Una de las bandas que logró canalizar la tristeza y el estrés colectivo fue The Front Bottoms con el álbum «In Sickness & In Flames», lanzado el 21 de agosto. 

Si bien la banda de Nueva Jersey es reconocida por su sonido simple y hecho para “gente ordinaria”, personas deprimidas que odian el ambiente en que se encuentran, se mueren por hablarle a sus exes y no saben cómo recuperar amistades perdidas. En este tipo de temas, Brian Sella (guitarrista y voz principal) y Mat Uychich (batería y segunda voz) se declaran expertos.

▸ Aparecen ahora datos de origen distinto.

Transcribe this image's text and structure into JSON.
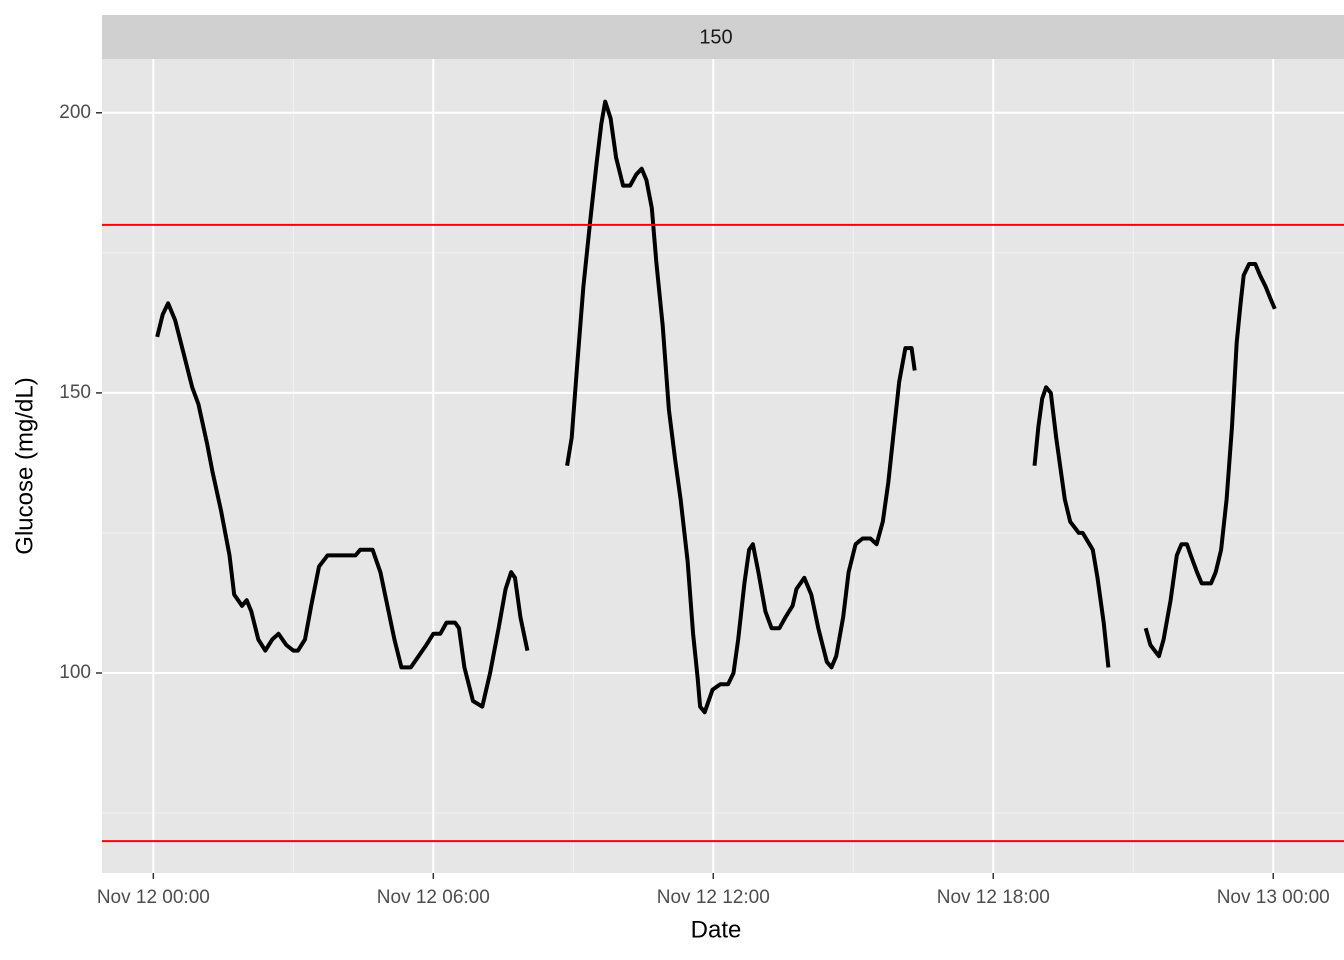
{
  "chart_data": {
    "type": "line",
    "facet": "150",
    "xlabel": "Date",
    "ylabel": "Glucose (mg/dL)",
    "x": [
      "Nov 12 00:05",
      "Nov 12 00:12",
      "Nov 12 00:19",
      "Nov 12 00:28",
      "Nov 12 00:39",
      "Nov 12 00:50",
      "Nov 12 00:58",
      "Nov 12 01:09",
      "Nov 12 01:16",
      "Nov 12 01:27",
      "Nov 12 01:38",
      "Nov 12 01:44",
      "Nov 12 01:54",
      "Nov 12 02:00",
      "Nov 12 02:06",
      "Nov 12 02:15",
      "Nov 12 02:24",
      "Nov 12 02:33",
      "Nov 12 02:41",
      "Nov 12 02:51",
      "Nov 12 03:00",
      "Nov 12 03:06",
      "Nov 12 03:15",
      "Nov 12 03:23",
      "Nov 12 03:33",
      "Nov 12 03:44",
      "Nov 12 04:00",
      "Nov 12 04:20",
      "Nov 12 04:26",
      "Nov 12 04:42",
      "Nov 12 04:52",
      "Nov 12 05:01",
      "Nov 12 05:10",
      "Nov 12 05:19",
      "Nov 12 05:31",
      "Nov 12 05:41",
      "Nov 12 05:51",
      "Nov 12 06:00",
      "Nov 12 06:09",
      "Nov 12 06:17",
      "Nov 12 06:28",
      "Nov 12 06:33",
      "Nov 12 06:40",
      "Nov 12 06:51",
      "Nov 12 07:03",
      "Nov 12 07:13",
      "Nov 12 07:24",
      "Nov 12 07:33",
      "Nov 12 07:40",
      "Nov 12 07:45",
      "Nov 12 07:52",
      "Nov 12 08:01",
      "Nov 12 08:26",
      "Nov 12 08:52",
      "Nov 12 08:58",
      "Nov 12 09:05",
      "Nov 12 09:13",
      "Nov 12 09:22",
      "Nov 12 09:30",
      "Nov 12 09:36",
      "Nov 12 09:41",
      "Nov 12 09:48",
      "Nov 12 09:55",
      "Nov 12 10:04",
      "Nov 12 10:13",
      "Nov 12 10:21",
      "Nov 12 10:28",
      "Nov 12 10:34",
      "Nov 12 10:41",
      "Nov 12 10:47",
      "Nov 12 10:55",
      "Nov 12 11:03",
      "Nov 12 11:11",
      "Nov 12 11:18",
      "Nov 12 11:27",
      "Nov 12 11:34",
      "Nov 12 11:40",
      "Nov 12 11:43",
      "Nov 12 11:49",
      "Nov 12 11:54",
      "Nov 12 11:59",
      "Nov 12 12:09",
      "Nov 12 12:19",
      "Nov 12 12:26",
      "Nov 12 12:32",
      "Nov 12 12:40",
      "Nov 12 12:46",
      "Nov 12 12:51",
      "Nov 12 12:58",
      "Nov 12 13:07",
      "Nov 12 13:15",
      "Nov 12 13:25",
      "Nov 12 13:33",
      "Nov 12 13:42",
      "Nov 12 13:47",
      "Nov 12 13:57",
      "Nov 12 14:06",
      "Nov 12 14:15",
      "Nov 12 14:26",
      "Nov 12 14:32",
      "Nov 12 14:38",
      "Nov 12 14:47",
      "Nov 12 14:54",
      "Nov 12 15:03",
      "Nov 12 15:12",
      "Nov 12 15:22",
      "Nov 12 15:30",
      "Nov 12 15:38",
      "Nov 12 15:45",
      "Nov 12 15:52",
      "Nov 12 15:59",
      "Nov 12 16:07",
      "Nov 12 16:15",
      "Nov 12 16:19",
      "Nov 12 17:36",
      "Nov 12 18:53",
      "Nov 12 18:58",
      "Nov 12 19:03",
      "Nov 12 19:08",
      "Nov 12 19:14",
      "Nov 12 19:21",
      "Nov 12 19:32",
      "Nov 12 19:39",
      "Nov 12 19:50",
      "Nov 12 19:55",
      "Nov 12 20:08",
      "Nov 12 20:14",
      "Nov 12 20:22",
      "Nov 12 20:28",
      "Nov 12 20:52",
      "Nov 12 21:16",
      "Nov 12 21:22",
      "Nov 12 21:33",
      "Nov 12 21:39",
      "Nov 12 21:48",
      "Nov 12 21:56",
      "Nov 12 22:02",
      "Nov 12 22:09",
      "Nov 12 22:14",
      "Nov 12 22:22",
      "Nov 12 22:28",
      "Nov 12 22:40",
      "Nov 12 22:46",
      "Nov 12 22:53",
      "Nov 12 23:00",
      "Nov 12 23:07",
      "Nov 12 23:13",
      "Nov 12 23:18",
      "Nov 12 23:22",
      "Nov 12 23:29",
      "Nov 12 23:37",
      "Nov 12 23:43",
      "Nov 12 23:50",
      "Nov 12 23:56",
      "Nov 13 00:02"
    ],
    "series": [
      {
        "name": "Glucose",
        "color": "#000000",
        "values": [
          160,
          164,
          166,
          163,
          157,
          151,
          148,
          141,
          136,
          129,
          121,
          114,
          112,
          113,
          111,
          106,
          104,
          106,
          107,
          105,
          104,
          104,
          106,
          112,
          119,
          121,
          121,
          121,
          122,
          122,
          118,
          112,
          106,
          101,
          101,
          103,
          105,
          107,
          107,
          109,
          109,
          108,
          101,
          95,
          94,
          100,
          108,
          115,
          118,
          117,
          110,
          104,
          null,
          137,
          142,
          155,
          169,
          181,
          191,
          198,
          202,
          199,
          192,
          187,
          187,
          189,
          190,
          188,
          183,
          173,
          162,
          147,
          138,
          131,
          120,
          107,
          99,
          94,
          93,
          95,
          97,
          98,
          98,
          100,
          106,
          116,
          122,
          123,
          118,
          111,
          108,
          108,
          110,
          112,
          115,
          117,
          114,
          108,
          102,
          101,
          103,
          110,
          118,
          123,
          124,
          124,
          123,
          127,
          134,
          143,
          152,
          158,
          158,
          154,
          null,
          137,
          144,
          149,
          151,
          150,
          142,
          131,
          127,
          125,
          125,
          122,
          117,
          109,
          101,
          null,
          108,
          105,
          103,
          106,
          113,
          121,
          123,
          123,
          121,
          118,
          116,
          116,
          118,
          122,
          131,
          144,
          159,
          166,
          171,
          173,
          173,
          171,
          169,
          167,
          165
        ]
      }
    ],
    "hlines": [
      {
        "value": 180,
        "color": "#ff0000"
      },
      {
        "value": 70,
        "color": "#ff0000"
      }
    ],
    "xlim": [
      "Nov 11 22:54",
      "Nov 13 01:31"
    ],
    "xticks": [
      "Nov 12 00:00",
      "Nov 12 06:00",
      "Nov 12 12:00",
      "Nov 12 18:00",
      "Nov 13 00:00"
    ],
    "xminor": [
      "Nov 12 03:00",
      "Nov 12 09:00",
      "Nov 12 15:00",
      "Nov 12 21:00"
    ],
    "ylim": [
      64.3,
      209.6
    ],
    "yticks": [
      100,
      150,
      200
    ],
    "yminor": [
      75,
      125,
      175
    ],
    "grid": true
  }
}
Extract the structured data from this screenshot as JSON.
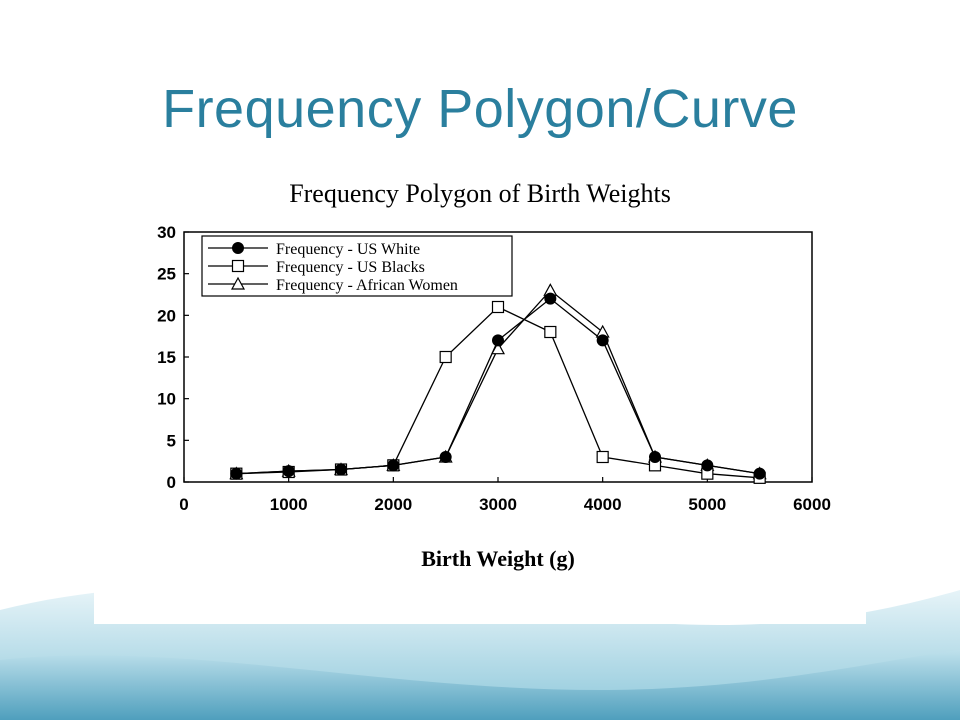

The Front Bottoms hace música hace ya una década, comenzando por algo indie y poco melódico con uso de spokenword, para nada profesional. Su sonido se fue refinando con el paso de los años, acercándose más al género pop-punk del cual siempre parecieron ser alienados. Aunque ellos mismos declaran que no quieren perder la simpleza y el “poco profesionalismo” en sus producciones, hay una gran diferencia entre «I Hate My Friends» y «My Grandma vs Pneumonia» que fueron producidos, mezclados y lanzados por ellos mismos en 2008 y 2009 respectivamente, con discos como «Back On Top» y «Going Grey», los precursores de «In Sickness & In Flames», que estaban bajo el apoyo de la discográfica Fueled By Ramen y fueron notoriamente mejor producidos.

Los singles del álbum pueden describir el espíritu del disco perfectamente: «everyone blooms», «montgomery forever» y «camouflage». Las tres están cargadas de nostalgia, de algo perdido y de apariencias, relaciones que no sabemos si son reales o falsas. «everyone blooms», a diferencia de las otras dos, tiene un toque de esperanza en el futuro que los otros dos singles no tienen. Pero aún así mantiene su propio dolor, al igual que todes nosotres.

Por otro lado, las canciones que mencionan más el vivir una relación (tanto de amistad como amorosa) en medio de una pandemia, extrañando a quienes no puedes ver, privado de contacto físico y dependiente de llamadas telefónicas o videollamadas, intentar complacer a otra persona para intentar combatir el sentimiento de soledad que te llena, son temas que se repiten en canciones como «the truth», «the hard way», «love at first sight».

La única canción que podría considerarse “romántica” a pesar de mostrar una relación algo tóxica, es «bus beat». Mientras por otro lado los temas más introvertidos y personales que Brian Sella escribió para este disco, intentando explicar su estado mental a lo largo del año fueron «make way», «jerk» y «leaf pile», esta última siendo la más cercana a una producción más completa en todo el disco. Por otro lado, en «Faibanks, Alaska» habla sobre estar atascado en el tiempo, antes de la pandemia y estar encerrado.

En general el hablante lírico a lo largo del álbum intenta sobrellevar sus propios problemas, teniendo combates consigo mismo e intentando mantener su sanidad sin aislarse por completo emocionalmente del resto. El disco resonó bastante con los fans y con el público del pop-punk en general, quienes se identificaban con estas emociones y compartían los mismos miedos, sintiéndose así, un poco más acompañades.